# Help, People who build boxes...



## Polaris425 (Dec 16, 2004)

I want to take the middle seat out of my boat, and put in one of these...










But I don't really want to drop $125 + shipping for it. Though If I built one myself I'd probably end up w/ half that or more in it anyway plus all the time of building it. $125 really doesn't seem that bad if you look at it that way.

What do the experts say? I know some of you have built speaker boxes.


----------



## lilbigtonka (Dec 30, 2008)

Spend the money I have fiberglassed a few boxes and you will get carried away and it def is time consuming....do what you want but that 125 would be a easy choice for me lol 


Sent from my iPhone using tapatalk


----------



## Polaris425 (Dec 16, 2004)

Yeah the more I think about it, it's not that bad for what it is... carpeted and all. And it's built by the boat manufacturer for their boats so... it's good quality.


----------



## gpinjason (Nov 10, 2009)

Yeah, I'd say it's worth $125.. unless you have most of the materials already laying around.. just to get marine grade wood would cost almost half that..


----------



## JPs300 (Mar 23, 2011)

lilbigtonka said:


> Spend the money I have fiberglassed a few boxes and you will get carried away and it def is time consuming....do what you want but that 125 would be a easy choice for me lol


 
x3.....


----------



## talleyman01 (Jul 13, 2011)

are you going for the cupholders? or just the storage box


----------



## Polaris425 (Dec 16, 2004)

Well of course. Gotta have the cup holders. 


Posted via TapaTalk for iPhone5


----------



## talleyman01 (Jul 13, 2011)

Cup Holders | SeaSucker 


I have these all over my boat and the best thing ive evr done and you can keep the other seat plus you can get all kinds of other attachments to go with them and ive had them for going on 3 years and they still work great no rotting in the cups or anything


----------



## lilbigtonka (Dec 30, 2008)

Them are some pricey suction cups lol


----------



## talleyman01 (Jul 13, 2011)

but very much worth it those little cups will hold anything u throw at them I can hold 4 dive tanks one cup of about 8 full size off shore rods we built a bracket to hold the rods then just change it for the tanks and all kinds of other boat crap


----------



## Polaris425 (Dec 16, 2004)

I want the box AND cupholders.... I'm not just after cup holders. The box is what I'm after... but I want this one w/ the cup holders.

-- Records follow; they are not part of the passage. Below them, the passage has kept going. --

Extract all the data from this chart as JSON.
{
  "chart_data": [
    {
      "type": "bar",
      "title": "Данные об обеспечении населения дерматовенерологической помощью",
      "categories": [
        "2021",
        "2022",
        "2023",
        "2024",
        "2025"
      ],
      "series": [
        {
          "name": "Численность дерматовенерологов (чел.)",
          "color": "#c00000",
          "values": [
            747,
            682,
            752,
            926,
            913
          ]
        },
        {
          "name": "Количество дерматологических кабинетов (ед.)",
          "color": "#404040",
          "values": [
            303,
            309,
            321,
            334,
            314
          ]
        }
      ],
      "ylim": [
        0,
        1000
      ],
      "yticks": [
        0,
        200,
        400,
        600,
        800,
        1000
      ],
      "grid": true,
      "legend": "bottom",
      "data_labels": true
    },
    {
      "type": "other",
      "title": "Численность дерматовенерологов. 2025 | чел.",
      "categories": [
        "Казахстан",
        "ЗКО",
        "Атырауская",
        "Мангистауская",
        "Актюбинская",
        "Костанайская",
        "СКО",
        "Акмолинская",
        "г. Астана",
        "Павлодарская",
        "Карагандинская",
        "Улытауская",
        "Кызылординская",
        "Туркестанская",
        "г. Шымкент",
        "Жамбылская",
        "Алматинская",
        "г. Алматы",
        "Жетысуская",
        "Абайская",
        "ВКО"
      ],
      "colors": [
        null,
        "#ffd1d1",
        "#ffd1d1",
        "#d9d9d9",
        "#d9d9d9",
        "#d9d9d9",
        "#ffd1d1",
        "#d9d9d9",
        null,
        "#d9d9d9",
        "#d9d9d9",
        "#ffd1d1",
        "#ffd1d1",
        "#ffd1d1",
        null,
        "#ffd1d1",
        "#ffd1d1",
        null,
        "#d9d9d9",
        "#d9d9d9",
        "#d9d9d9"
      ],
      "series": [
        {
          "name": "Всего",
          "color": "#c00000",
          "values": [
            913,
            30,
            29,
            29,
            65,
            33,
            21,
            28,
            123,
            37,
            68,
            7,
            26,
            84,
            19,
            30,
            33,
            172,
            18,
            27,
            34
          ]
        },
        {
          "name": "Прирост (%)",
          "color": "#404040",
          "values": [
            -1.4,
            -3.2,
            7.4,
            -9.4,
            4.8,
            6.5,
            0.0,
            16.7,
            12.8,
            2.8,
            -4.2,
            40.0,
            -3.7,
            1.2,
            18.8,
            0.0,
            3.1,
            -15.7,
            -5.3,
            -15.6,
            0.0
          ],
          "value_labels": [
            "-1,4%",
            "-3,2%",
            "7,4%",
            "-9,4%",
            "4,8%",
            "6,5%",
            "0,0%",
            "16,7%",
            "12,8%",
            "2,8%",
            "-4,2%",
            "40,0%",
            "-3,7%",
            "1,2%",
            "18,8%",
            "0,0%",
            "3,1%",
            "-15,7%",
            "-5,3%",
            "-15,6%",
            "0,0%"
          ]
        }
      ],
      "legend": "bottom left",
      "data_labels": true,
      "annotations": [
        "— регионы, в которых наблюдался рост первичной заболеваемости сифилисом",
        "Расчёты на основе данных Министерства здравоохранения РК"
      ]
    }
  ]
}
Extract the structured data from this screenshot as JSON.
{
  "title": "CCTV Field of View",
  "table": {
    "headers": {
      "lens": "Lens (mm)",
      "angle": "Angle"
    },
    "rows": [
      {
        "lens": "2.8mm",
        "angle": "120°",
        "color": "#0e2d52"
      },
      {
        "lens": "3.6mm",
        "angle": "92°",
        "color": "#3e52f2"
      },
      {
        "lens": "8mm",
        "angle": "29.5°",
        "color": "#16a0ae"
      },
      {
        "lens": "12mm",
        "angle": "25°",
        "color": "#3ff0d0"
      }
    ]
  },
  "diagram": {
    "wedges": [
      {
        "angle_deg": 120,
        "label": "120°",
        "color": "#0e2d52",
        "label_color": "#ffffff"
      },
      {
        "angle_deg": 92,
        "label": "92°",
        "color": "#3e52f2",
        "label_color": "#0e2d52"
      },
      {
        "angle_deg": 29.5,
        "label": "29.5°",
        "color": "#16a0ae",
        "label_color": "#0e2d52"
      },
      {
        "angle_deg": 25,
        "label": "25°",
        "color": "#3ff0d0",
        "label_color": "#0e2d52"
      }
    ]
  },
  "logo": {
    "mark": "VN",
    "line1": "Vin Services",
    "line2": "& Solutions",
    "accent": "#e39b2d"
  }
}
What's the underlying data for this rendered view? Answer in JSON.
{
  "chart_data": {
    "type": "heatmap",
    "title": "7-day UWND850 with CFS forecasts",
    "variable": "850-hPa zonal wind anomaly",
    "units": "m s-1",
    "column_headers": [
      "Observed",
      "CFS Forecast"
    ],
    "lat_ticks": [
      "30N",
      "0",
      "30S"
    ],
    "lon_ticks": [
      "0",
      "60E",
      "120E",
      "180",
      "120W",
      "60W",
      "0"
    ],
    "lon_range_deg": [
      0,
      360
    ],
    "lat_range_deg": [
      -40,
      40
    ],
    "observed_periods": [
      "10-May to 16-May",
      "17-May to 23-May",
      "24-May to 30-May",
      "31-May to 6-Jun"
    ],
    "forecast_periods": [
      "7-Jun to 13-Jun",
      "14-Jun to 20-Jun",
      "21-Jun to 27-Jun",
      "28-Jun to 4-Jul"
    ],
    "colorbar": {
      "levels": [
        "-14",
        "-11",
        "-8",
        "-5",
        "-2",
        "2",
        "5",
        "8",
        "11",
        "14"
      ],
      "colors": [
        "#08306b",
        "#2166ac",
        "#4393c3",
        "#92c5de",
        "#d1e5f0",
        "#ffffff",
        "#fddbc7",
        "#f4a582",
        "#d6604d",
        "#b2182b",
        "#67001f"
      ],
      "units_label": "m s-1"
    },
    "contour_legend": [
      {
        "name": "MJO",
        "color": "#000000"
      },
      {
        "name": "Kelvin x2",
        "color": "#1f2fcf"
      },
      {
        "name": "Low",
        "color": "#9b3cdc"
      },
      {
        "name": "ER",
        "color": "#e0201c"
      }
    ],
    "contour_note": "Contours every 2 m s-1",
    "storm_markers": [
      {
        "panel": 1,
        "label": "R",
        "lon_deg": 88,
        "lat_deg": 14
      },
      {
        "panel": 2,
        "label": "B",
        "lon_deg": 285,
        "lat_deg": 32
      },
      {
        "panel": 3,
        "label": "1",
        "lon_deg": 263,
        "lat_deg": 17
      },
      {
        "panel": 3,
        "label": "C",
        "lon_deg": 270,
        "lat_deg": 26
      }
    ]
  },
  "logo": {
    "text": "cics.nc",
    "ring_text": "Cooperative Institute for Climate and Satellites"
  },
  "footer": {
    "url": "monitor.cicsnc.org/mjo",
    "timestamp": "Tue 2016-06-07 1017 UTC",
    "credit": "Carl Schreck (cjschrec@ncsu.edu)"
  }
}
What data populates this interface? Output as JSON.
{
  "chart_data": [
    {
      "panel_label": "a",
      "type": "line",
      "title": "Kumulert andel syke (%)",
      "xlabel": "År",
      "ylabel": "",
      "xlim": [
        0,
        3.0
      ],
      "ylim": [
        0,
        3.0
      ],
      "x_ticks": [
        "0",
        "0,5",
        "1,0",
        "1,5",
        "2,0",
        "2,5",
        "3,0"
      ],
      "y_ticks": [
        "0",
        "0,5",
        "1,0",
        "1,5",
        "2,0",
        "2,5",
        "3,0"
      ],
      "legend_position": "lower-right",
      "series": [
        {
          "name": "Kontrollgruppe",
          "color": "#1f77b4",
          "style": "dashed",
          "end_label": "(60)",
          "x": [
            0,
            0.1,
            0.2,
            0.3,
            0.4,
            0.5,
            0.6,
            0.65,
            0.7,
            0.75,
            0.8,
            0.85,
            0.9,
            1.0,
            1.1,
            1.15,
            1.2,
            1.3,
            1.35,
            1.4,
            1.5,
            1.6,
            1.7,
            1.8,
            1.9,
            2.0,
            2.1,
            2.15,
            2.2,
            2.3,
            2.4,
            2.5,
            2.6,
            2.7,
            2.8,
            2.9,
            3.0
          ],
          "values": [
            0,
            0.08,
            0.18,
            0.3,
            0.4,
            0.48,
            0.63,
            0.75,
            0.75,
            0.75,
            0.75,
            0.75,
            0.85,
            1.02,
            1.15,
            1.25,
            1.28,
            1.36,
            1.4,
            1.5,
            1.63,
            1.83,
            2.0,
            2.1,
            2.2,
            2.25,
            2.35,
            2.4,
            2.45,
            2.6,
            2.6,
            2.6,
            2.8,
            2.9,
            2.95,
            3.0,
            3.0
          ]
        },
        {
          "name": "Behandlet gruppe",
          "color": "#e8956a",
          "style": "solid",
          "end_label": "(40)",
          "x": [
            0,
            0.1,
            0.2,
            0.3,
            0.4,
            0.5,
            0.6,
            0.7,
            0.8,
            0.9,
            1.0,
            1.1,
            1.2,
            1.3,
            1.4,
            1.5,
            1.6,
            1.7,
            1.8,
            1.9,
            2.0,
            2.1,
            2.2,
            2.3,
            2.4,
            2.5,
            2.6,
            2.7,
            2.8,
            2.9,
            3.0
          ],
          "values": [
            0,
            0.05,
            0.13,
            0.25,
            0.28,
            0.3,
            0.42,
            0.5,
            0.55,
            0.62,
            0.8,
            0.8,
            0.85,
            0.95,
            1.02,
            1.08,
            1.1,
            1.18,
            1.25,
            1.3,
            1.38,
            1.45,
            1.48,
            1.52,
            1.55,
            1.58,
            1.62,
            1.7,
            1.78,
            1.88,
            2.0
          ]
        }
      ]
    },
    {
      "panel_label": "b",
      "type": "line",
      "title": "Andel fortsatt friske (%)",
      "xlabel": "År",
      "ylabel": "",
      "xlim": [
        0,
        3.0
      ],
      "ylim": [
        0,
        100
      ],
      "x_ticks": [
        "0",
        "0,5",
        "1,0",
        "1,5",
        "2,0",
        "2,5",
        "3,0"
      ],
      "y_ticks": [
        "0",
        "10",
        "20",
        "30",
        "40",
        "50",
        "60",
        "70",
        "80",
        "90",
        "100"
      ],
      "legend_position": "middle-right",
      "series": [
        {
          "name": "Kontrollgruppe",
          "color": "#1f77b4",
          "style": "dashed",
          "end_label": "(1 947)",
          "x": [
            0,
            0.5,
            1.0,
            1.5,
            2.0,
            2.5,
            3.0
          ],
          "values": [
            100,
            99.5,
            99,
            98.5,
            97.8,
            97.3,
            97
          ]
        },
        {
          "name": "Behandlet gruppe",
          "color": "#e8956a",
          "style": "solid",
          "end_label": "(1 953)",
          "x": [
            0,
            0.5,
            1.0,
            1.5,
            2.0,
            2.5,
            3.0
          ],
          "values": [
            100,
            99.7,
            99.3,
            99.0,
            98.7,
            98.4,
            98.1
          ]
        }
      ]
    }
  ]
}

And tonka is right... why on earth pay $100 for a cup holder, when the box with them is $125...


----------



## talleyman01 (Jul 13, 2011)

cause these move allover the boat when ur fishin up front u move em in the back move em


----------



## Polaris425 (Dec 16, 2004)

Ok well, I dont want suction cupholders all over my boat... And I wouldnt pay that for them anyway. So thanks but no thanks..


Oh, and BTW. Academy has the same thing for like $10. So....


My thread was about the box.... so let's get off the cup holder subject b/c that has nothing to with this thread or with what I was asking.


----------